THERE has probably never been a better time to heed Killing Joke – industrial gothic harbingers of doom since the dawning of the post-punk era – than in this year of the Mayan apocalypse.
The mighty four-piece have titled their forthcoming album MMXII in honour of mankind’s impending demise, while fearsome frontman Jaz Coleman even plans to host a Party at the End of the Earth festival in his adopted home of New Zealand.
And what better soundtrack to go out on than the Joke’s foundation-shaking punk metal juggernaut, as taut, thrilling, heavy and carnivorously hungry as the day these four first escaped from the asylum.
This original gang – Coleman, pile-driving drummer “Big” Paul Ferguson, bassist (and renowned producer) Youth and understated yet devastating guitarist Geordie Walker – have been back together for a couple of years now, reaping the benefits of their mercurial chemistry here in the ease with which they slipped from sleek, heat-seeking electronica to bone-rattling tribal incantation, from jackboot-to-the-gonads march to slow, grinding metal sermon to air-punching, nosebleed thrash singalong.

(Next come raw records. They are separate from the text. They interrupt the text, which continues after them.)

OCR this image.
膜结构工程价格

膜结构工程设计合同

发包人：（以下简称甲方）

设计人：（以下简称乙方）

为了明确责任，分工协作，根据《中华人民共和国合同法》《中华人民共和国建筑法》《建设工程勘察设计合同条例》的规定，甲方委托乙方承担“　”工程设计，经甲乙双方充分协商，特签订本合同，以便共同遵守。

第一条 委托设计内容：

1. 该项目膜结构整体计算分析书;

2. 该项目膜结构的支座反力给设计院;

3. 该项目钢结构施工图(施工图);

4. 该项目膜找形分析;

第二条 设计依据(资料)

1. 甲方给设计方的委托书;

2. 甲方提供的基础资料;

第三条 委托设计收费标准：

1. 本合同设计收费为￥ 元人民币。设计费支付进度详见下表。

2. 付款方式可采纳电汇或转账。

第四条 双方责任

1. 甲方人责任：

Coleman was as magnificently commanding as ever, looking like one of the demented drones from Metropolis, dropping advice for an independent Scotland between songs (keep the rivers clean, kids) and intoning his predictions for the rest of the planet over such a fierce, merciless display from his bandmates that it blew the sound system and it was game over for the gig, if not the world.